Pero lo que debería parecer aleatorio aquí lo es, quedando varios de esos microrrelatos como piezas sueltas, desprovistos de otro sentido que no sea el literal y estorbados por el lastre del naturalismo televisivo (la actuación de Rovira) y el exceso costumbrista (la de Luque). Sí circula subterráneamente, y con verdadero magnetismo, la corriente de afectos que liga a don Antonio con su ama de llaves y su mucama. En la elección y dirección de las no-actrices María del Carmen Jiménez y Emilse Roldán, el realizador de Historias mínimas confirma que, así como tiende a dejar librados a los actores profesionales a virtudes y vicios (Goetz y Peterson en el primer caso; Luque, en el segundo), tiene un ojo y mano privilegiados para los que no lo son.

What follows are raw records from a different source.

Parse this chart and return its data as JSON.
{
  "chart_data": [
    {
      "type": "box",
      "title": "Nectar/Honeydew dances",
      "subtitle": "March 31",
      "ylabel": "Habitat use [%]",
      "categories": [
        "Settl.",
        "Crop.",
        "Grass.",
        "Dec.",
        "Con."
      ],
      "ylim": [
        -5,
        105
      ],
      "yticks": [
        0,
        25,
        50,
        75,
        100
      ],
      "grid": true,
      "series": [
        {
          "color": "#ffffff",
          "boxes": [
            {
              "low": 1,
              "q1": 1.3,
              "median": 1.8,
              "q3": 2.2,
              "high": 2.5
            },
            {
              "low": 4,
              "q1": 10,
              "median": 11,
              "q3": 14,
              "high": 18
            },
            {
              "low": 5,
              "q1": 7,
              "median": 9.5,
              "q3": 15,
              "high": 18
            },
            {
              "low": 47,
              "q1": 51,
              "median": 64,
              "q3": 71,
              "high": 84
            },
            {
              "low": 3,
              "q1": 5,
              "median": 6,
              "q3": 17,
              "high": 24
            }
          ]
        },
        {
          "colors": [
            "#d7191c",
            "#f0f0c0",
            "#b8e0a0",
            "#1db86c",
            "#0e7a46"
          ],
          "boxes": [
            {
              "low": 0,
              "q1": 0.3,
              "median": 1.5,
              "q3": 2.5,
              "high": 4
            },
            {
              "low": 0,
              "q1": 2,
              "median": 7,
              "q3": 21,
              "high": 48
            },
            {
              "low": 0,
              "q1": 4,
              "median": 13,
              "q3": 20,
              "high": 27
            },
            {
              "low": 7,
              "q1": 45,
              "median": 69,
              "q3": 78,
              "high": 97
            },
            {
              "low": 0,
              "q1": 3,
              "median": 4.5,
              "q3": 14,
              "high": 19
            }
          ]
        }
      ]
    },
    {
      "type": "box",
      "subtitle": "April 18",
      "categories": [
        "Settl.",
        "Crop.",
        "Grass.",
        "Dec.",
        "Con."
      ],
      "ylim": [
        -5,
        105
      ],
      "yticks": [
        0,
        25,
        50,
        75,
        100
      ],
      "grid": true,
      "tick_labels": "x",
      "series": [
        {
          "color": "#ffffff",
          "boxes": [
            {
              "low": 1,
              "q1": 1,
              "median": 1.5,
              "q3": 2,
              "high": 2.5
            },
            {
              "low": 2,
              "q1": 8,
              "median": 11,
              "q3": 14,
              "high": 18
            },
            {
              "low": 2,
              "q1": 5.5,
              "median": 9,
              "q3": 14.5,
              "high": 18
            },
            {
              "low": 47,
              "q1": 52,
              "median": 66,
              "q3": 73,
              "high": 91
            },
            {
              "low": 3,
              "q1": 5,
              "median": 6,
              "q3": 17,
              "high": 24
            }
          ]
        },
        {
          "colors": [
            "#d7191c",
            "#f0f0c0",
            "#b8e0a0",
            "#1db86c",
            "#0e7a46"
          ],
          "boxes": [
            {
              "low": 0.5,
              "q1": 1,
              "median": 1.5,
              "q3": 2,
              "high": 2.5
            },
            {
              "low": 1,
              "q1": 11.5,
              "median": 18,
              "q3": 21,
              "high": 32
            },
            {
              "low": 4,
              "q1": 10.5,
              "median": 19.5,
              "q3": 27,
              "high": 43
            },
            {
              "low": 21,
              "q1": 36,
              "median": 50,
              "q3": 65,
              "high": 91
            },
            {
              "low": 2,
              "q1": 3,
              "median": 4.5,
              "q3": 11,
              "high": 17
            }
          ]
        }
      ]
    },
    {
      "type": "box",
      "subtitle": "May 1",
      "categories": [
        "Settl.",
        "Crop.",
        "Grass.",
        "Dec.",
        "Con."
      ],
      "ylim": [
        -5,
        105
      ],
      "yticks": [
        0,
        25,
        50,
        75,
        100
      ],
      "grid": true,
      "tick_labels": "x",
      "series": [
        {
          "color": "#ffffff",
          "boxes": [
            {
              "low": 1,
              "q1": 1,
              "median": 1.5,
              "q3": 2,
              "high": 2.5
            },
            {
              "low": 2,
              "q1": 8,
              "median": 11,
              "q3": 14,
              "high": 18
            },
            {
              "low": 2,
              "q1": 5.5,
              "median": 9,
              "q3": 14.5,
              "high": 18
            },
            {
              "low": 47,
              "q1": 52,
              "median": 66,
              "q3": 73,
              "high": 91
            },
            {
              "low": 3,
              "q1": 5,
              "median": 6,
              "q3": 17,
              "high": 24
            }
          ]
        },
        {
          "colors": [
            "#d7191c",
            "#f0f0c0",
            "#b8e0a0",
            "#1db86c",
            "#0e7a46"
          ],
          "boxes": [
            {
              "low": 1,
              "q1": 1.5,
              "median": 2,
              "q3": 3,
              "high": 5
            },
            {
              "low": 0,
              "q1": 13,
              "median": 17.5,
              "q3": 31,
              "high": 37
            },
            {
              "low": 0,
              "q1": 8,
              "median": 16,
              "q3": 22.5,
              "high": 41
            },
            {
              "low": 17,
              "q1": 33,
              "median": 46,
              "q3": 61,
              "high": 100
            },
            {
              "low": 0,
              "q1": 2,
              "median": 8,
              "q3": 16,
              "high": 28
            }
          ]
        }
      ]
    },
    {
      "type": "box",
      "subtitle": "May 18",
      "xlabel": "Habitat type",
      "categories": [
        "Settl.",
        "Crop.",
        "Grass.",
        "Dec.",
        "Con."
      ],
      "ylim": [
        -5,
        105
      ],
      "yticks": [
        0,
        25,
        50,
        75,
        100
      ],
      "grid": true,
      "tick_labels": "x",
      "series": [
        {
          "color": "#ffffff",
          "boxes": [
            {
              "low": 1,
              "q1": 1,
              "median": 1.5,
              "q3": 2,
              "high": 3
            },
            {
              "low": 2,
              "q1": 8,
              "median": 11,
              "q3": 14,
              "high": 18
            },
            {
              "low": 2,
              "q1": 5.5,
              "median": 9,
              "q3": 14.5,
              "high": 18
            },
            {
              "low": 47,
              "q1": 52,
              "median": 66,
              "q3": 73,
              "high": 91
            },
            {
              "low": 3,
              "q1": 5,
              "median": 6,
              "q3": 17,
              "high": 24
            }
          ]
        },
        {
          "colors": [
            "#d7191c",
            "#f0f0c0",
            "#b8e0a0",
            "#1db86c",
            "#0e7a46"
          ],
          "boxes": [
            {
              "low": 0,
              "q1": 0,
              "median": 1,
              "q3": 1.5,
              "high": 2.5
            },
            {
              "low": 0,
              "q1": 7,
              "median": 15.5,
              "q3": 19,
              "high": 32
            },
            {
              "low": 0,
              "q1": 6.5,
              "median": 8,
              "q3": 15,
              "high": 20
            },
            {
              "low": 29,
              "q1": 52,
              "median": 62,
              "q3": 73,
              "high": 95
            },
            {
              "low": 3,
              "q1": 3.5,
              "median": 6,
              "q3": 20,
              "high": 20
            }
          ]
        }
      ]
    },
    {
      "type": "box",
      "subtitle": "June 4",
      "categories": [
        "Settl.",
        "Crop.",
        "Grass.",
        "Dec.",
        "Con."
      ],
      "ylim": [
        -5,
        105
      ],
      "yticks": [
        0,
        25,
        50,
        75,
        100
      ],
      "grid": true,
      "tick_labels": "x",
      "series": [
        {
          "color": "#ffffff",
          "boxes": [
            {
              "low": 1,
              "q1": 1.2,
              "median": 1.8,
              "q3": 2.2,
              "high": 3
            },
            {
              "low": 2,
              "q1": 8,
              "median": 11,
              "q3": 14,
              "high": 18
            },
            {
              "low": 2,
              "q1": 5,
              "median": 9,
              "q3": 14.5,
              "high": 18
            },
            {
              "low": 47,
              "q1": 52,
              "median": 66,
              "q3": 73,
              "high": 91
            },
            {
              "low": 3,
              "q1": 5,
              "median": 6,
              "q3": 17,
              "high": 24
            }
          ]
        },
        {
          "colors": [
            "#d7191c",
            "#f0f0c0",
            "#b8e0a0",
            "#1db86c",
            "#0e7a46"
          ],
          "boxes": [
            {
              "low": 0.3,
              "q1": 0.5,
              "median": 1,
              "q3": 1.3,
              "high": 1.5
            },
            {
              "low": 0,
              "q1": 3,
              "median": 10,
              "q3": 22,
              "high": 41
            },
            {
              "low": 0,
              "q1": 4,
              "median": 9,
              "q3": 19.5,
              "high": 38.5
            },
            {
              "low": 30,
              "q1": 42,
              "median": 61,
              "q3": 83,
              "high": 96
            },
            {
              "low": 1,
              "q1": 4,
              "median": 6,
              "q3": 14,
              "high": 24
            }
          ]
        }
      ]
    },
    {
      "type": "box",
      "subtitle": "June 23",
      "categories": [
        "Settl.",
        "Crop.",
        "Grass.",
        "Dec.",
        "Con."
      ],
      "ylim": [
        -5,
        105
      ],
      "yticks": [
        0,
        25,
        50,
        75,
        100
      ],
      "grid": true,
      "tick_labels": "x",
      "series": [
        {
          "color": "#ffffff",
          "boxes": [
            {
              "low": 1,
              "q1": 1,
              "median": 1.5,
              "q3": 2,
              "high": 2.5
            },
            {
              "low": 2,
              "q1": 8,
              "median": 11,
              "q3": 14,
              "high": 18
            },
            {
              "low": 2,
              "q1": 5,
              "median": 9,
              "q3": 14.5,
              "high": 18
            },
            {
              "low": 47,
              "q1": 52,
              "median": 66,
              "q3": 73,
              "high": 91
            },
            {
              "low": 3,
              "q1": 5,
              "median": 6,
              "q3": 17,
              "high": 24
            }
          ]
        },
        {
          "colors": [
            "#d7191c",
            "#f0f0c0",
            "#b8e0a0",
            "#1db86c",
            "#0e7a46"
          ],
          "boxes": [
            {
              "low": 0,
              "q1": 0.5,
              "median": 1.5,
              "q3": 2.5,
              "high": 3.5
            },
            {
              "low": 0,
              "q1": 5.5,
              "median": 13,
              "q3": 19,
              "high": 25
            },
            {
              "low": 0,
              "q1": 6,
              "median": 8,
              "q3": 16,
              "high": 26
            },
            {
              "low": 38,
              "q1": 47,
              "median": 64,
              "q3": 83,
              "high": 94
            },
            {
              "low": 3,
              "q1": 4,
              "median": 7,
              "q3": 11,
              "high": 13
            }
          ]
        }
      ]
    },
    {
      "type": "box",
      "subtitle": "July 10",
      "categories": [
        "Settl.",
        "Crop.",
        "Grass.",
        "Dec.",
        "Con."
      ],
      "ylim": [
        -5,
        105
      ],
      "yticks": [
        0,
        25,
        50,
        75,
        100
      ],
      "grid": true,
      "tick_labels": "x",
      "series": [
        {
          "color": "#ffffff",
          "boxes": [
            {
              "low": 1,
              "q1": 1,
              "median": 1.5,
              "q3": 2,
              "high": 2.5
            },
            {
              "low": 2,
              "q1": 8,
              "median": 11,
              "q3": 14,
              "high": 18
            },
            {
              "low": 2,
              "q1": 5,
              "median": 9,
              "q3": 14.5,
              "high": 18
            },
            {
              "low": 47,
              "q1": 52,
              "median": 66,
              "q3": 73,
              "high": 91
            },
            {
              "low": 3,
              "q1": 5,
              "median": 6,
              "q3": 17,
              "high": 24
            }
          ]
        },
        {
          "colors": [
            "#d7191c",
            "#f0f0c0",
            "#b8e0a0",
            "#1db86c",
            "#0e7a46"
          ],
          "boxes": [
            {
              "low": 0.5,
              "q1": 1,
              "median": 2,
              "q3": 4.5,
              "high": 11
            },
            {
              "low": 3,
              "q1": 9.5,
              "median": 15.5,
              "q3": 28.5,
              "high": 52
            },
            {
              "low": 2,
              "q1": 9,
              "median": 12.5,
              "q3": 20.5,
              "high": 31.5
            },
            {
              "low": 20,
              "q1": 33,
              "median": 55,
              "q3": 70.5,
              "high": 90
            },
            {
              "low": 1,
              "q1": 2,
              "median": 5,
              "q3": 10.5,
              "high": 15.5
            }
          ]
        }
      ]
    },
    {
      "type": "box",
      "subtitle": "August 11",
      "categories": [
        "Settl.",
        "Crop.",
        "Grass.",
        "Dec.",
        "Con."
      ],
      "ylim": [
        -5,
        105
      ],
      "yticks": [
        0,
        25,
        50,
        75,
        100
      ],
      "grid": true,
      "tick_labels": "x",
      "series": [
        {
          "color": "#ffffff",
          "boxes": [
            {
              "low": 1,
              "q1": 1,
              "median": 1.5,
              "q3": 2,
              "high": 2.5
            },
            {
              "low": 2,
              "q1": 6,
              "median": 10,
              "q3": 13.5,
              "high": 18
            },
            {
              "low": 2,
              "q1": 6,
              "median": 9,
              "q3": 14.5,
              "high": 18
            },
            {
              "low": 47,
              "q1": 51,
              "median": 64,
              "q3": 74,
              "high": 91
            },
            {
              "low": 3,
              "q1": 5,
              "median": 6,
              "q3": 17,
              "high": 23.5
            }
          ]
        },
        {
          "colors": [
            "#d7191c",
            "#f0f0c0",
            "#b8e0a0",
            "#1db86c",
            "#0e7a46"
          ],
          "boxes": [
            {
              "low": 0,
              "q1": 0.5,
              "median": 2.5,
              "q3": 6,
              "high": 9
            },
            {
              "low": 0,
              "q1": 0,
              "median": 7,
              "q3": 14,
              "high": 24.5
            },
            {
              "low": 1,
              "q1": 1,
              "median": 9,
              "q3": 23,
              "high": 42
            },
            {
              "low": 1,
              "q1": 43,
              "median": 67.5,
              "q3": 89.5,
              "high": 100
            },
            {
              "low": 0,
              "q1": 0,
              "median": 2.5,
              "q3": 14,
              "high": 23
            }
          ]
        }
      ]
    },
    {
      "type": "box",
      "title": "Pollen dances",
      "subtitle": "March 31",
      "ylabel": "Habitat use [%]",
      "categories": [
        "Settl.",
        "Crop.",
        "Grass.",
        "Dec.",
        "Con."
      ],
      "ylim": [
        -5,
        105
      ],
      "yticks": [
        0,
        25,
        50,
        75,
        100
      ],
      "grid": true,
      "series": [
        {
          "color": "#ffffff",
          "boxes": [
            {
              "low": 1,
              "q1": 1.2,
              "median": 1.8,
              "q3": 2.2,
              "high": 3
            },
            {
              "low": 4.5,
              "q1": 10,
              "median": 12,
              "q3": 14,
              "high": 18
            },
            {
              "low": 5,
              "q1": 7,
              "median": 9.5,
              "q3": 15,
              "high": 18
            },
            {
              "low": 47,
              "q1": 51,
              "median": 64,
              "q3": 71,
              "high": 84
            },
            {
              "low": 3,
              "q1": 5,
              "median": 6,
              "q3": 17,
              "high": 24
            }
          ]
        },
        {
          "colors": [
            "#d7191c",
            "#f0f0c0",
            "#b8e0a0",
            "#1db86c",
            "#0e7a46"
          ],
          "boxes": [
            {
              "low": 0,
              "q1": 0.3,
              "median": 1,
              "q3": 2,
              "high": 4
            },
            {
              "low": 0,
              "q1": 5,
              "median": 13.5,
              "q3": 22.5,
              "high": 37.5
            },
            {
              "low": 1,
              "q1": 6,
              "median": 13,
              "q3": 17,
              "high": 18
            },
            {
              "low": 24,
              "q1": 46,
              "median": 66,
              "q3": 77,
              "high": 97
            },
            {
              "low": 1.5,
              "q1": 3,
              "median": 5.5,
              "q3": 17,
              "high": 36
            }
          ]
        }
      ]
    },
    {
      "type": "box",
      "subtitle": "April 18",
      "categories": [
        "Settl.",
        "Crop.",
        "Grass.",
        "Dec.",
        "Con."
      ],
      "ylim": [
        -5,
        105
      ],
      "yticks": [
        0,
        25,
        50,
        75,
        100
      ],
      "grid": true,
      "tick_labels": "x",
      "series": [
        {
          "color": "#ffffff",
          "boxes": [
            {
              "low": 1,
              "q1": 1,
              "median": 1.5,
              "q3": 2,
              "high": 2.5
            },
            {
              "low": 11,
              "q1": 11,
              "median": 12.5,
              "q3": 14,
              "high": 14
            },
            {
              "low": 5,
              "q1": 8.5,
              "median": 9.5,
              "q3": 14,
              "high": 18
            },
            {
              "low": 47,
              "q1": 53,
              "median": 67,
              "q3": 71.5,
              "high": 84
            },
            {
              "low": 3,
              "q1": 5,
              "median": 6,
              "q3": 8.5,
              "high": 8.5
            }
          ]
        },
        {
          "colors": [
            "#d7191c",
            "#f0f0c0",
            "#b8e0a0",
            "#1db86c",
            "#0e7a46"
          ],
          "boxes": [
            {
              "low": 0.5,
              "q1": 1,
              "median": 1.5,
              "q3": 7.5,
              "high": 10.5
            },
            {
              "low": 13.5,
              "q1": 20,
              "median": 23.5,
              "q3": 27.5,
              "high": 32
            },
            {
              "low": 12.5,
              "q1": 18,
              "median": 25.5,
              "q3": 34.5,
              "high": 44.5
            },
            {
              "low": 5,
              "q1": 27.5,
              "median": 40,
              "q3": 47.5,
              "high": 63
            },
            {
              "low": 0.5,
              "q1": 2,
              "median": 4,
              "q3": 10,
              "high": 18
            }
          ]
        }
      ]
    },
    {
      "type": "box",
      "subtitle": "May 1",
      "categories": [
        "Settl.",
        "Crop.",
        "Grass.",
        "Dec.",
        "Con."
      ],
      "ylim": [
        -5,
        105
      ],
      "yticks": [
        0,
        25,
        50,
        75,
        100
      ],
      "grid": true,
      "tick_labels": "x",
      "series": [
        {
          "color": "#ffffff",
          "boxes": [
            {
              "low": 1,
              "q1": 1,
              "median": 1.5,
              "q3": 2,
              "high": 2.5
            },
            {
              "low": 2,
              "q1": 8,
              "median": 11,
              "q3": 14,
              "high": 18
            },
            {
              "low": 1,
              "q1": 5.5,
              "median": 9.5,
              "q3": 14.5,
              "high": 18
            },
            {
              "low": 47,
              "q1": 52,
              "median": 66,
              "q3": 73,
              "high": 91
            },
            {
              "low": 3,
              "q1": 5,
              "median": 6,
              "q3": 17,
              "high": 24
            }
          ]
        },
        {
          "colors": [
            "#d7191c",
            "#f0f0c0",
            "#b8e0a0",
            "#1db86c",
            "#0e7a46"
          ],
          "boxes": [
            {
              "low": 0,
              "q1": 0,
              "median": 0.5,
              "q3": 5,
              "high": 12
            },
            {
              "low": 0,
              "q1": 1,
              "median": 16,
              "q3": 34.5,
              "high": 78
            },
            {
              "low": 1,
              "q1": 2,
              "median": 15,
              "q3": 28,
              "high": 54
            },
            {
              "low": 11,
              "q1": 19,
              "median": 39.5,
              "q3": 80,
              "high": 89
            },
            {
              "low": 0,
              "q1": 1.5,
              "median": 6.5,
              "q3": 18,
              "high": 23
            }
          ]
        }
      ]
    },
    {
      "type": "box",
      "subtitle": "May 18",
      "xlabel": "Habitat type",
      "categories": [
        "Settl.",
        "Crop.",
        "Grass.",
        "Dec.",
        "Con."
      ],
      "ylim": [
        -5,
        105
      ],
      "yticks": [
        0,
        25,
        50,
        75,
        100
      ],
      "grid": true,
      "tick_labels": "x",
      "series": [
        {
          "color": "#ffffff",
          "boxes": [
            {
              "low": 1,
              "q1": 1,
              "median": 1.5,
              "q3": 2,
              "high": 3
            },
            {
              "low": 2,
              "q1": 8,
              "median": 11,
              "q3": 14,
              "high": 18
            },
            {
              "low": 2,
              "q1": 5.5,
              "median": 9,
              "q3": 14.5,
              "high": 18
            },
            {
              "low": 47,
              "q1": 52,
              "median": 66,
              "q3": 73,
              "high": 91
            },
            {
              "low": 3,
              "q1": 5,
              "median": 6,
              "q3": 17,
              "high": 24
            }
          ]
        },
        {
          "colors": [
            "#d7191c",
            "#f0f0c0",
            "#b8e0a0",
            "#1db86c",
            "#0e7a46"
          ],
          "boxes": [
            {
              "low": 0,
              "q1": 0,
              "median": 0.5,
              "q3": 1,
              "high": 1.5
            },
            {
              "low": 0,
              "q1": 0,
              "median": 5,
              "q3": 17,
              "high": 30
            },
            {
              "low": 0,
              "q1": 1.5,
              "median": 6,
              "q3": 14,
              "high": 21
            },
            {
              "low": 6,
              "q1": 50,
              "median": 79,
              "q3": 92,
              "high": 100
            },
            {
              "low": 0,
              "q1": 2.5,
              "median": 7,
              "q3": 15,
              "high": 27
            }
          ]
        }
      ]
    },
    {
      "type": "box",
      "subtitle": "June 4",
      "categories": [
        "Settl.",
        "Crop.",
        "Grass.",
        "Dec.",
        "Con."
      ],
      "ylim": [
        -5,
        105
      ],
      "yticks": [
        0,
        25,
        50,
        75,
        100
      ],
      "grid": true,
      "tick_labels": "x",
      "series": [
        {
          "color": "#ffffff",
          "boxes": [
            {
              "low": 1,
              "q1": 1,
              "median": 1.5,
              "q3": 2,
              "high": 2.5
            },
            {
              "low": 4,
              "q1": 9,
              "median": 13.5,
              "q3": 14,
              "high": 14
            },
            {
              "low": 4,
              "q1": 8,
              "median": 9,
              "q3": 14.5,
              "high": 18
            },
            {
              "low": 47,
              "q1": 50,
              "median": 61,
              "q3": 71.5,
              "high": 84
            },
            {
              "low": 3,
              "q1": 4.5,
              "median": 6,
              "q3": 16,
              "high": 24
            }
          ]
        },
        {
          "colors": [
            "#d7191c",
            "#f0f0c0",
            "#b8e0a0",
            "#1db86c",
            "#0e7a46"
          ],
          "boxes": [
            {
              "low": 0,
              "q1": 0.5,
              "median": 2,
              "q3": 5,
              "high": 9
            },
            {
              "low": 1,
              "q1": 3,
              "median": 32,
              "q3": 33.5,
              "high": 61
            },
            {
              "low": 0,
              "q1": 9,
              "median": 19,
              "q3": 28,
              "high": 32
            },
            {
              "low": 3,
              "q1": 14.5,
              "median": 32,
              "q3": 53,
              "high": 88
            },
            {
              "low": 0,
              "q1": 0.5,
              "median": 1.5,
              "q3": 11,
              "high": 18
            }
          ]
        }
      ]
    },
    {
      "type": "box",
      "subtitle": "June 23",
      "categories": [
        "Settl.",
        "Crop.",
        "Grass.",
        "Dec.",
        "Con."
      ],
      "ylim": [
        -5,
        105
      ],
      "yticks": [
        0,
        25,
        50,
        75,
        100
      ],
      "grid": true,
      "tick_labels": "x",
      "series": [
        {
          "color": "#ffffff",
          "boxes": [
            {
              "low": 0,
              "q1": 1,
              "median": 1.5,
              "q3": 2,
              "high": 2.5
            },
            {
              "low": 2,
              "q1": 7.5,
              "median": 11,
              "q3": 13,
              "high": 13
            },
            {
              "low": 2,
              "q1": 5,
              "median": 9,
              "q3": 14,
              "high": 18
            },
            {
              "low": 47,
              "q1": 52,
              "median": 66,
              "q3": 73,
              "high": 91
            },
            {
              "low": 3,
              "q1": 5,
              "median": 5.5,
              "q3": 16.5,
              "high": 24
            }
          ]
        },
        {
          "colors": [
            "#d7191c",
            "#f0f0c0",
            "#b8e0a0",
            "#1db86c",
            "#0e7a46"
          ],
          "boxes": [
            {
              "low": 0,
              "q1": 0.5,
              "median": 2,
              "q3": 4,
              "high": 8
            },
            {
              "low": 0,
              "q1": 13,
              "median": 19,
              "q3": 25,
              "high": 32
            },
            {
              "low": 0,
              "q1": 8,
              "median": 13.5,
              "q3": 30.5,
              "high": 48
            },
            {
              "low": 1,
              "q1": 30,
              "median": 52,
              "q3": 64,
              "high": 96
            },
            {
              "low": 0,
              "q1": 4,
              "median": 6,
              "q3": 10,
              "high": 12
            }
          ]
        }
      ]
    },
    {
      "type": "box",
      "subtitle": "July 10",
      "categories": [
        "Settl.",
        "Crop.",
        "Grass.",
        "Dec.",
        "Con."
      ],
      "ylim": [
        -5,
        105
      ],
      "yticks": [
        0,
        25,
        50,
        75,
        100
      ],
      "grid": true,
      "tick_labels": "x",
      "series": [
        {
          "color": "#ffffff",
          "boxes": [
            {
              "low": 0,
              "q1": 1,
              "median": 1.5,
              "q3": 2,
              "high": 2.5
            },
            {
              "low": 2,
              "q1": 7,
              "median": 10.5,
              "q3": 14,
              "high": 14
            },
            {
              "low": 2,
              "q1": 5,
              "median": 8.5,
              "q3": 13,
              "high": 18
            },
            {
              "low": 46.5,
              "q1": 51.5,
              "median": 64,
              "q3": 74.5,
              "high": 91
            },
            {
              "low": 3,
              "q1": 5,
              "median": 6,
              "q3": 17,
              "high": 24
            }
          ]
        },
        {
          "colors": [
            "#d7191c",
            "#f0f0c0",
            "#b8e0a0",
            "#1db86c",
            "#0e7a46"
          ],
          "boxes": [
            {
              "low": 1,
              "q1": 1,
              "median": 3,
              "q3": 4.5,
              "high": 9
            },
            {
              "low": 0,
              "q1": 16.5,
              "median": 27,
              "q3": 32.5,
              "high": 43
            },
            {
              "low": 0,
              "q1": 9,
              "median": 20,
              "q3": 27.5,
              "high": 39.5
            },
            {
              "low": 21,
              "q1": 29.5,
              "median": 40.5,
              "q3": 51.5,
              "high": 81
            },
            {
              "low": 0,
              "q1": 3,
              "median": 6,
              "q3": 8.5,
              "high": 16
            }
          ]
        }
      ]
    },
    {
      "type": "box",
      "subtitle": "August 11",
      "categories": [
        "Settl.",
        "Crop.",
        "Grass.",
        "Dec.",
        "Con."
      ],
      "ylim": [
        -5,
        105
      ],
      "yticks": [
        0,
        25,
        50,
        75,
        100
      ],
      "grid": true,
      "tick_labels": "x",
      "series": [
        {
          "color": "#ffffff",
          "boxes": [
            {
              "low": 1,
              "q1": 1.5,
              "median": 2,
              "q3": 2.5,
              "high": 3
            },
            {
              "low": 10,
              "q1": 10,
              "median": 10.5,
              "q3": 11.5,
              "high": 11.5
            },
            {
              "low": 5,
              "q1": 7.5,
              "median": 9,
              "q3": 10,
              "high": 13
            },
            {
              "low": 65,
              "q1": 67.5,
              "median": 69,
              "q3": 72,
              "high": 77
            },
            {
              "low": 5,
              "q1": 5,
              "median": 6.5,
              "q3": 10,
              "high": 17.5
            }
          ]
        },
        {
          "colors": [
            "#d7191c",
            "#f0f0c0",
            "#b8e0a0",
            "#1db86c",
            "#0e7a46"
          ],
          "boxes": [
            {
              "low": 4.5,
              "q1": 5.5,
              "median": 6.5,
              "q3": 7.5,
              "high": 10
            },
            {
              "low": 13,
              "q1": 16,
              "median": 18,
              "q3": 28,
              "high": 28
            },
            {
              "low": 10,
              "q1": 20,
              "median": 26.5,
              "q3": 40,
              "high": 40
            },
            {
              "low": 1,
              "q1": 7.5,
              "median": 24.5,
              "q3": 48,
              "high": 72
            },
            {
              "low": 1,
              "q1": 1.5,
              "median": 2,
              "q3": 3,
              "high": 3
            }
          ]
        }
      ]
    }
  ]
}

No es que La ventana carezca de méritos. Magníficamente fotografiada por Julián Apezteguía, la película tiene un tempo propio y un clima logrado. En un anochecer solitario, la silueta del hijo de don Antonio se recorta ante la puerta de calle, el cielo apagándose al fondo, como tal vez se esté apagando la vida del padre. El tratamiento del espacio, en la secuencia de la fuga de don Antonio, es altamente infrecuente para el cine argentino. Justificando el título, la secuencia se abre con una ventana desplegada de par en par, que deja entrar el aire y la belleza de allá afuera. Desobedeciendo órdenes, don Antonio se aventura a campo traviesa, cargando el suero, en una imagen como de sueño. Tal vez quiera entrar en comunión con el paisaje, por última vez. Pero el paisaje lo ignora. Aunque recuerde demasiado a Cuando huye el día (y a la agonía de Van Gogh en Sed de vivir), es un momento bello, hondo y magnético, que se eleva soberbiamente sobre la heterogénea materia de La ventana.